Ocellar triangle: the area on the dorsal surface of the head of adults delimited by the 3 ocelli.

Ocellus: (plural ocelli) the 3 simple eyes situated in a triangle between the compound eyes of adults; in some species the fore ocellus overhangs the bases of the antennae, and is thus slightly further apart from the pair of hind ocelli than these two are from each other. Ocelli are usually not developed in wingless adults.
Pedicel: the narrowed base of an antennal segment; in some species of Frankliniella the pedicel and surrounding areas at the base of antennal segment III is variously expanded.
Pleurotergites: a pair of sclerites laterally on the abdomen, particularly in Thripidae; each bears a single posteromarginal seta and in some species one or more discal setae.
Postocular setae: in species of Phlaeothripidae there is usually a single pair of major setae arising just behind the eyes. In Terebrantia adults a row of usually small setae extends across the head behind the eyes; it is customary to number these from the midline outwards, thus "setae B1" refers to the pair nearest the midline behind the ocelli.
Pronotal setae: In adult Thripidae the arrangement of pronotal setae is more varied, the most common condition being the presence of two pairs of posteroangular setae.
Pronotum: the dorsal surface of the first, anterior, of the three segments of the thorax; the posterolateral angles may be delimited by a suture that separates a pair of sclerites, the epimera.

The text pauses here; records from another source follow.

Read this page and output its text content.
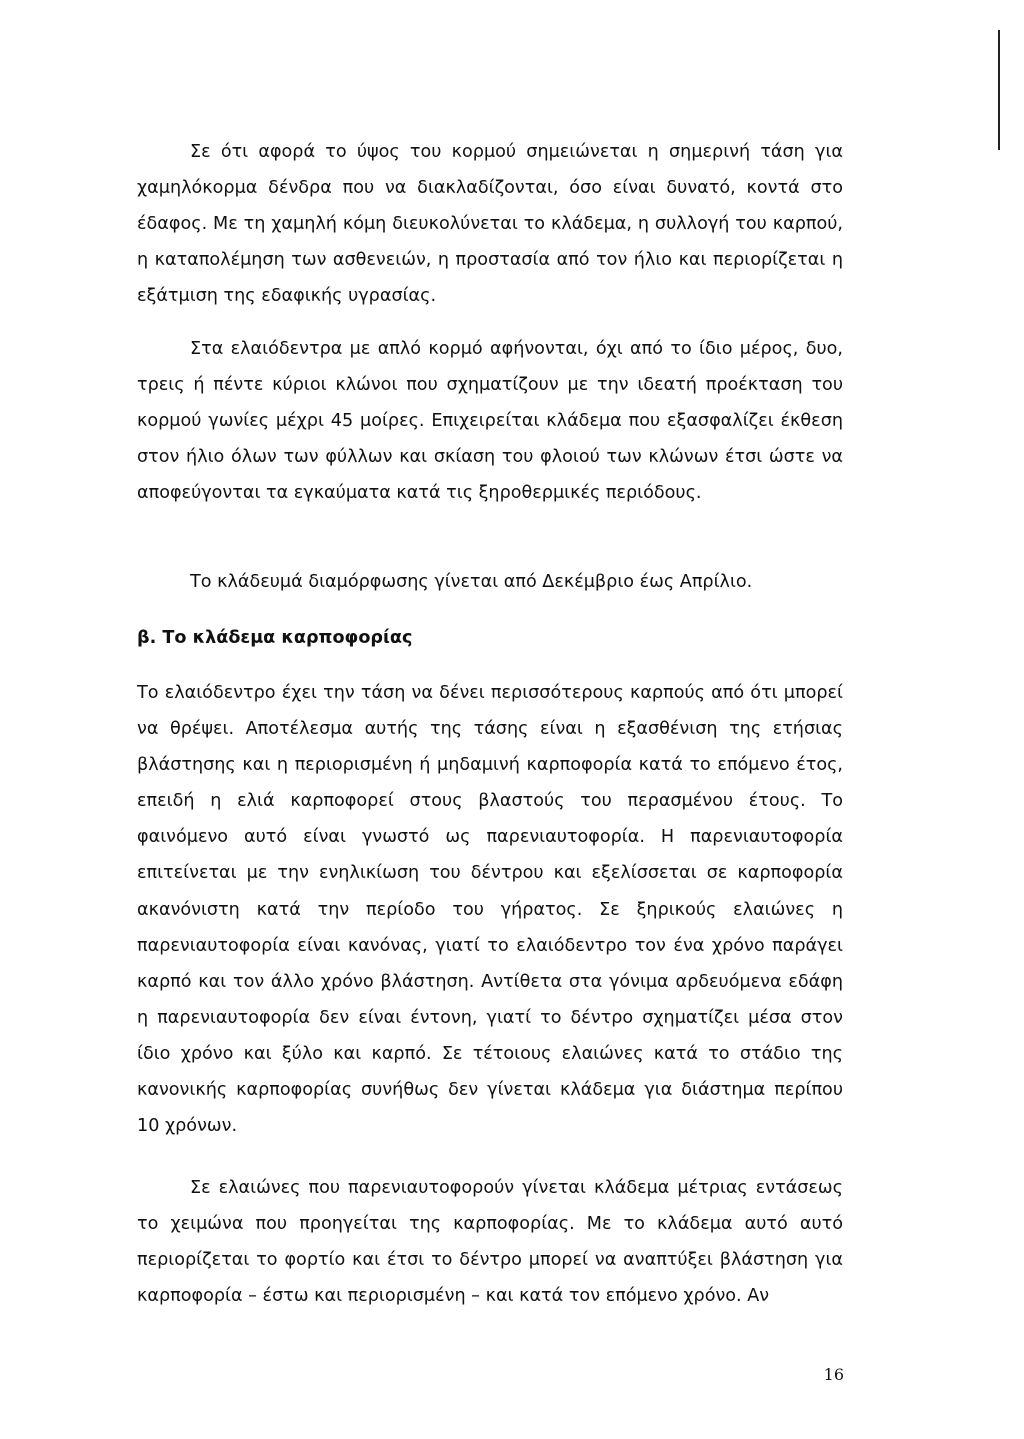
Σε ότι αφορά το ύψος του κορμού σημειώνεται η σημερινή τάση για χαμηλόκορμα δένδρα που να διακλαδίζονται, όσο είναι δυνατό, κοντά στο έδαφος. Με τη χαμηλή κόμη διευκολύνεται το κλάδεμα, η συλλογή του καρπού, η καταπολέμηση των ασθενειών, η προστασία από τον ήλιο και περιορίζεται η εξάτμιση της εδαφικής υγρασίας.

Στα ελαιόδεντρα με απλό κορμό αφήνονται, όχι από το ίδιο μέρος, δυο, τρεις ή πέντε κύριοι κλώνοι που σχηματίζουν με την ιδεατή προέκταση του κορμού γωνίες μέχρι 45 μοίρες. Επιχειρείται κλάδεμα που εξασφαλίζει έκθεση στον ήλιο όλων των φύλλων και σκίαση του φλοιού των κλώνων έτσι ώστε να αποφεύγονται τα εγκαύματα κατά τις ξηροθερμικές περιόδους.

Το κλάδευμά διαμόρφωσης γίνεται από Δεκέμβριο έως Απρίλιο.

β. Το κλάδεμα καρποφορίας

Το ελαιόδεντρο έχει την τάση να δένει περισσότερους καρπούς από ότι μπορεί να θρέψει. Αποτέλεσμα αυτής της τάσης είναι η εξασθένιση της ετήσιας βλάστησης και η περιορισμένη ή μηδαμινή καρποφορία κατά το επόμενο έτος, επειδή η ελιά καρποφορεί στους βλαστούς του περασμένου έτους. Το φαινόμενο αυτό είναι γνωστό ως παρενιαυτοφορία. Η παρενιαυτοφορία επιτείνεται με την ενηλικίωση του δέντρου και εξελίσσεται σε καρποφορία ακανόνιστη κατά την περίοδο του γήρατος. Σε ξηρικούς ελαιώνες η παρενιαυτοφορία είναι κανόνας, γιατί το ελαιόδεντρο τον ένα χρόνο παράγει καρπό και τον άλλο χρόνο βλάστηση. Αντίθετα στα γόνιμα αρδευόμενα εδάφη η παρενιαυτοφορία δεν είναι έντονη, γιατί το δέντρο σχηματίζει μέσα στον ίδιο χρόνο και ξύλο και καρπό. Σε τέτοιους ελαιώνες κατά το στάδιο της κανονικής καρποφορίας συνήθως δεν γίνεται κλάδεμα για διάστημα περίπου 10 χρόνων.

Σε ελαιώνες που παρενιαυτοφορούν γίνεται κλάδεμα μέτριας εντάσεως το χειμώνα που προηγείται της καρποφορίας. Με το κλάδεμα αυτό αυτό περιορίζεται το φορτίο και έτσι το δέντρο μπορεί να αναπτύξει βλάστηση για καρποφορία – έστω και περιορισμένη – και κατά τον επόμενο χρόνο. Αν

16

Reticulate sculpture: the chitinous surface of a thrips rarely completely lacks some form of structural pattern. This usually takes the form of faint lines that form a reticulum, either equiangular or frequently transverse. This faint reticulation is strongly developed in many, often unrelated, species and in some Panchaetothripinae the margins of the reticles form raised walls.

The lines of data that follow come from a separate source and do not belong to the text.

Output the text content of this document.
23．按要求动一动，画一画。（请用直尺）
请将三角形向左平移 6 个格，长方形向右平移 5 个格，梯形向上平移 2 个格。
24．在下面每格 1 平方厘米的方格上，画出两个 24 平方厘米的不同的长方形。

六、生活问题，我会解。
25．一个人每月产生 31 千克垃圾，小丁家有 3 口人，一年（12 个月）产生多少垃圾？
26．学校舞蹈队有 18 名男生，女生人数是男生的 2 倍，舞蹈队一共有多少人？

Sensorium: used particularly in reference to the sensory organs on the antennae. These sensoria are derived from sensilla placodea, or pore plates, and they are innervated by several neurones in contrast to setae and campaniform sensilla. The antennal sensoria of primitive Thysanoptera were probably simple flat areas, but in the more advanced families, Thripidae and Phlaeothripidae, they are produced into sense cones that may be simple or forked. In the intermediate families, the antennal sensoria exhibit a diversity of forms.
Setae: hair-like processes with a basal articulation; each seta is innervated by a single nerve, as are the pore-like mechano-receptors, campaniform sensilla (in contrast to microtrichia that are rigid projections from the cuticle surface without any nerve supply).

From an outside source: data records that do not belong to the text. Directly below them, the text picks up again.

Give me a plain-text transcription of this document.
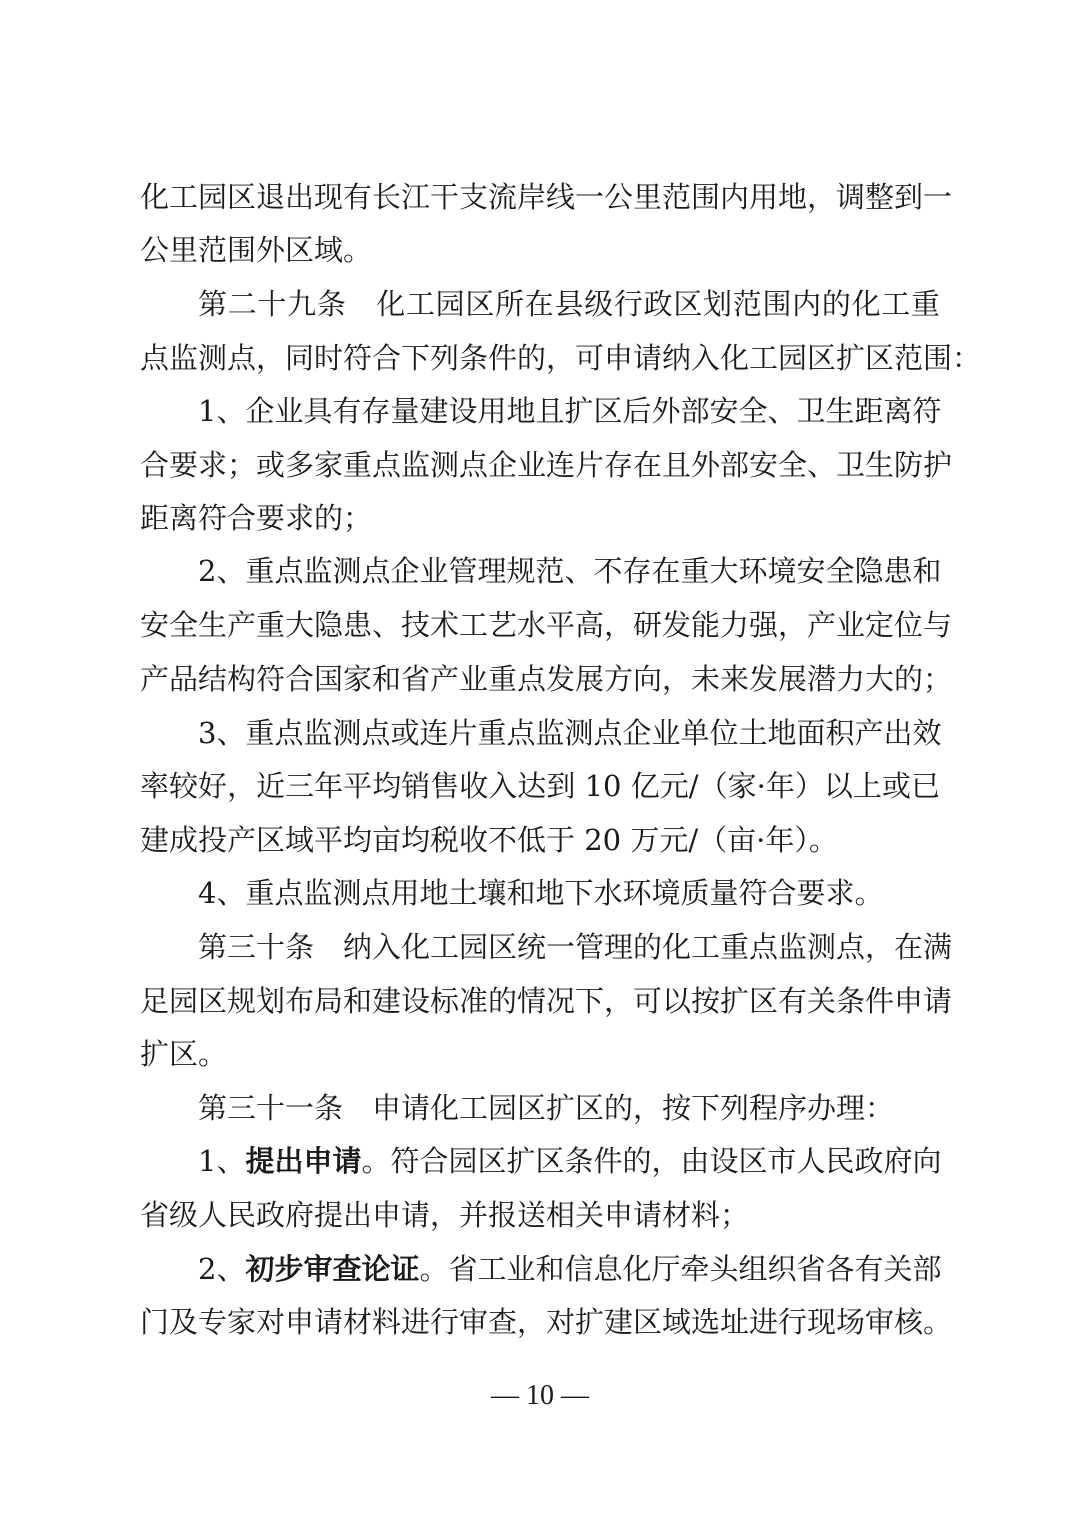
化工园区退出现有长江干支流岸线一公里范围内用地，调整到一
公里范围外区域。
第二十九条　化工园区所在县级行政区划范围内的化工重
点监测点，同时符合下列条件的，可申请纳入化工园区扩区范围：
1、企业具有存量建设用地且扩区后外部安全、卫生距离符
合要求；或多家重点监测点企业连片存在且外部安全、卫生防护
距离符合要求的；
2、重点监测点企业管理规范、不存在重大环境安全隐患和
安全生产重大隐患、技术工艺水平高，研发能力强，产业定位与
产品结构符合国家和省产业重点发展方向，未来发展潜力大的；
3、重点监测点或连片重点监测点企业单位土地面积产出效
率较好，近三年平均销售收入达到 10 亿元/（家·年）以上或已
建成投产区域平均亩均税收不低于 20 万元/（亩·年）。
4、重点监测点用地土壤和地下水环境质量符合要求。
第三十条　纳入化工园区统一管理的化工重点监测点，在满
足园区规划布局和建设标准的情况下，可以按扩区有关条件申请
扩区。
第三十一条　申请化工园区扩区的，按下列程序办理：
1、提出申请。符合园区扩区条件的，由设区市人民政府向
省级人民政府提出申请，并报送相关申请材料；
2、初步审查论证。省工业和信息化厅牵头组织省各有关部
门及专家对申请材料进行审查，对扩建区域选址进行现场审核。
— 10 —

Spinula: median process in some species on the anterior margin of the endofurca on the meso- or metathorax.
Sternites: ventral sclerites of the abdomen; these provide various character states that are useful in distinguishing species, including the number and position of setae on the posterior margins, the number and position of setae on the discal areas, and the presence and position of glandular areas in males and more rarely females.
Tergite X: in female Thripidae, tergite X is conical, divided longitudinally on the ventral surface, and frequently with a partial or complete longitudinal split dorsally. In Phlaeothripidae the tenth abdominal segment is tubular with the anus at the apex and the genital opening at the base, but the form of this tube varies in shape and length between species.
Wings: adult thrips usually bear two pairs of wings, but many species are wingless (apterous), or have the wings very short and functionless (micropterous). In Tubulifera the four wings lie flat on top of each other on the abdomen when not in use, their marginal cilia enmeshing with the sigmoid wing-retaining setae on the tergites. In Terebrantia the two pairs of wings lie more or less parallel to each other, their marginal cilia enmeshing with various combinations of setae, microtrichia and ctenidia on the tergites that vary between taxa.
Wing veins: veins are not visible in the wings of Phlaeothripidae, although a longitudinal dark mark is often present. Terebrantia have 3 longitudinal veins in the forewings, the costa along the front margin, and the first and second veins. Members of the Aeolothripidae and Melanthripidae have several cross veins joining the two longitudinal veins, whereas Thripidae have only a single cross vein near the base of the wing.